Speaking in an interview with CBS Evening News aired on Sunday, Mr Trump also sought to temper expectations about how much could be achieved.
Asked whether he would press his Russian counterpart to send US members of the Russian military intelligence agency accused of hacking Hillary Clinton’s failed presidential campaign, he said: “Well, I might.
“I hadn’t thought of that. But I certainly, I’ll be asking about it, but again, this was during the Obama administration. They were doing whatever it was during the Obama administration.”
Speaking before the summit in Helsinki, Mr Trump added that his Republican Party had also been the target of Russian hacking efforts but had superior cyber security measures in place.
“I think the DNC (Democratic National Committee) should be ashamed of themselves for allowing themselves to be hacked,” he said. “They had bad defences and they were able to be hacked. But I heard they were trying to hack the Republicans too. But – and this may be wrong – but they had much stronger defences.”
CNN reported in January last year that then-FBI Director James Comey told a Senate panel that “old emails” of the Republican National Committee had been the target of hacking – but the material was not publicly released – and there was no sign the current RNC or the Trump campaign had been successfully hacked.
The indictments issued on Friday by Special Counsel Robert Mueller allege that the Russian hackers publicly released tens of thousands of stolen Democratic emails and documents using “fictitious online personas”.
Mr Mueller is investigating a possible collusion between Trump’s campaign and Russia.
“If the Russians wanted to exfiltrate data from the RNC and use it against Donald Trump, they would have done so,” Democratic Congressman Adam Schiff said to CNN on Sunday.

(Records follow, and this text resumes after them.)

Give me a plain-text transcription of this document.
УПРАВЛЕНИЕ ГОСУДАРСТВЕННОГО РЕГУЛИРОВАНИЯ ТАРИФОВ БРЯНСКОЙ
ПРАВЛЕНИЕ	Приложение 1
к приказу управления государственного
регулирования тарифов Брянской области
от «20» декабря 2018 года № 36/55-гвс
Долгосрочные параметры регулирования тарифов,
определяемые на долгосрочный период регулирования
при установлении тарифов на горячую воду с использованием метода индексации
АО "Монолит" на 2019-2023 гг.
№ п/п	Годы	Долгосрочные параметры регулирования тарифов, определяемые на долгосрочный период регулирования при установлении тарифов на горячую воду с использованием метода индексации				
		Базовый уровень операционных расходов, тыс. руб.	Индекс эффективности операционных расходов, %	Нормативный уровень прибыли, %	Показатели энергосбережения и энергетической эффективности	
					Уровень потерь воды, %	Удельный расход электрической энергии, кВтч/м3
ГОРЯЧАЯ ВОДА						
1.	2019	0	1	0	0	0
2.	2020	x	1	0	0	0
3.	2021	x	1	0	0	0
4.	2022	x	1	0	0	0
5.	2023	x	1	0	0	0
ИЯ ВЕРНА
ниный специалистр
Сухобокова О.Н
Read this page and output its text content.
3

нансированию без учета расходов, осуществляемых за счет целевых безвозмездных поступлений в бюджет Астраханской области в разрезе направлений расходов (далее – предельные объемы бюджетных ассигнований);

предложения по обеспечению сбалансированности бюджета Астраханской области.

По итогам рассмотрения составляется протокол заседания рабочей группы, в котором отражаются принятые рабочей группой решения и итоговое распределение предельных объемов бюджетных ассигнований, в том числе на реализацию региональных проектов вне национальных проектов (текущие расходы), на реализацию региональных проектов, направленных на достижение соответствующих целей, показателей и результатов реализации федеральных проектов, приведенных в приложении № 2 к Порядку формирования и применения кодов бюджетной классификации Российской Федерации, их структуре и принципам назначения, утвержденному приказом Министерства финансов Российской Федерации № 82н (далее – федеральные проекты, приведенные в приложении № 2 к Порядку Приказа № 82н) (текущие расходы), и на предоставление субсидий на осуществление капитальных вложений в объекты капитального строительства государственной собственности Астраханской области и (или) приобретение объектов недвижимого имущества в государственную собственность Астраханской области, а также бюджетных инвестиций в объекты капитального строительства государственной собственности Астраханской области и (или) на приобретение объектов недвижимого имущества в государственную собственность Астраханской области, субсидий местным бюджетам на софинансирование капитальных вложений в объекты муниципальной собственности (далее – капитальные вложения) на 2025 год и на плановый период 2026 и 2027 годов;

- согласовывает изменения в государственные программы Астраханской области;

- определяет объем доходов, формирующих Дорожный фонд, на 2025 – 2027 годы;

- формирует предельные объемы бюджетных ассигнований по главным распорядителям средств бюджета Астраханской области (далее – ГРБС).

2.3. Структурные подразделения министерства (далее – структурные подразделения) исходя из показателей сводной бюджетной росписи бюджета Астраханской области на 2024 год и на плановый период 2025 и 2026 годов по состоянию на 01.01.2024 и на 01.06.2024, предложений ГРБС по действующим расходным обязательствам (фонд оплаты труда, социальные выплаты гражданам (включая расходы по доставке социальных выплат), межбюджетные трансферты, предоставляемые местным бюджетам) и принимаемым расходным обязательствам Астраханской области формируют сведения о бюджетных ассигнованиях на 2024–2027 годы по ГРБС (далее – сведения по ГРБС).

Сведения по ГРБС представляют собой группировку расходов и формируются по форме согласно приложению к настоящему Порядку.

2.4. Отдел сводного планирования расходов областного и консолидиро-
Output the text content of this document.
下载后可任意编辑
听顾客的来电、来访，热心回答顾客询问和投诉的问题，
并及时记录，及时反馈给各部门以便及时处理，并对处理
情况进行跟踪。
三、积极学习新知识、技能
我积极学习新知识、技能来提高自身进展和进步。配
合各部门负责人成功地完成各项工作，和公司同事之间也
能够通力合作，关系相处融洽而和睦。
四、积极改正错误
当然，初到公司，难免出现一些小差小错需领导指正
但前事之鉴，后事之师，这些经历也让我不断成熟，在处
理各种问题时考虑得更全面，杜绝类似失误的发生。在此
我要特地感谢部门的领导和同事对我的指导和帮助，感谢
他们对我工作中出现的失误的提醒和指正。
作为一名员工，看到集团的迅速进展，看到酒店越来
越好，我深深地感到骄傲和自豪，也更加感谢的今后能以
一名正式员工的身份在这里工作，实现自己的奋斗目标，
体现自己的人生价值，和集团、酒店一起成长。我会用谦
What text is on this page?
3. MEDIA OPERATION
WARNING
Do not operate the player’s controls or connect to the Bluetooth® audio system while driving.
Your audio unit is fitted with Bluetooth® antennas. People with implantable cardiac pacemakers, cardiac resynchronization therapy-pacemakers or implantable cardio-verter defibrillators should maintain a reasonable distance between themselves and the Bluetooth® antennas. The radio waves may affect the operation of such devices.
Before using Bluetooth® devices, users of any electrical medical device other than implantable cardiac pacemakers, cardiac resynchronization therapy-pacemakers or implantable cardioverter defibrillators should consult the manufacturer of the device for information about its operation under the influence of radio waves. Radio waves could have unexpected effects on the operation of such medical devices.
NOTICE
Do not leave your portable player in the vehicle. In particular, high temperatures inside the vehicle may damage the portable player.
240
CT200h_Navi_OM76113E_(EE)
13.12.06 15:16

While Mr Trump blamed the administration of former president Barack Obama, not Russia, after the indictments, US Ambassador to Moscow Jon Huntsman said that “Russia is guilty of involvement and mischief in our election this last go-around.”
He said the summit is important as the start of a dialogue, not only about election meddling but a range of issues.
Mr Huntsman told Fox News that the president “is genuinely looking forward to sitting across the table and trying to reduce the tension in a relationship where our collective blood pressure is off-the-charts high.”
The two presidents have shared personal bonhomie in the past, but beyond the alleged hacking of the US election, their countries are deeply divided on a host of other issues including Syria and Ukraine.
Before coming to Europe, Mr Trump predicted his meeting with Mr Putin could be the “easiest” stage of a tour that included stops in Brussels and Britain.